Take it from someone who is an industry expert in HR: HR is not on the side of employees. They are there to process hires, terminations, do benefits and payroll, and enforce the rules, typically to limit liability. They can’t even fire people (except their own people in their department), they only process the will of management. Upper management directs them in all ways. They in no way represent employees, and have no authority over them whatsoever. They are the employee facing arm of management to alleviate management’s job of day to day employment tasks.

If they get involved with legal areas, their only duty is to inform their employer about compliance, which their employer can heed or disregard at their leisure.


Hell, you don’t even have to take anyone’s word for it, just get involved in dispute resolution arbitrated by HR (or see it happen to someone close to you) and you’ll figure out pretty quick on which side their bread is buttered.


Very true. Kind of a painful way to learn that lesson, though. 😁


Not recommended, no.






As someone who has spent the last couple weeks unemployed after a short and mystifying run-in with HR, I can heartily agree.


I still don’t know who this woman is,” Hoffman said. “I never met her; if I met her it was in concert with other people.”
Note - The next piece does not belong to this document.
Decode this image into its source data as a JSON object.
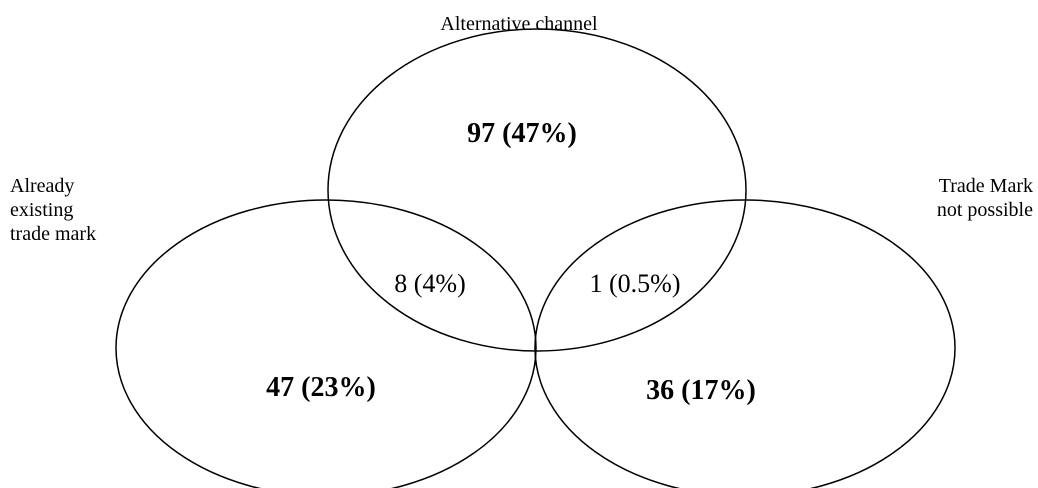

Oliver focused on the aspect of Hoffman’s statement that had asserted his behavior on the set was “not reflective of” who he is.

“It’s ‘not reflective of who I am.’ It’s that kind of response to this stuff that pisses me off,” Oliver said. “It is reflective of who you were. If you’ve given no evidence to show it didn’t [happen,] there was a period of time for a while when you were a creeper around women. It feels like a cop-out to say ‘it wasn’t me.’ Do you understand how that feels like a dismissal?”

The topic continued to come up throughout the panel, despite Oliver and Rosenthal attempting to move the conversation onward. Hoffman accused Oliver of not keeping an open mind, and oddly cited his performance in “Tootsie” as evidence of his respect for women.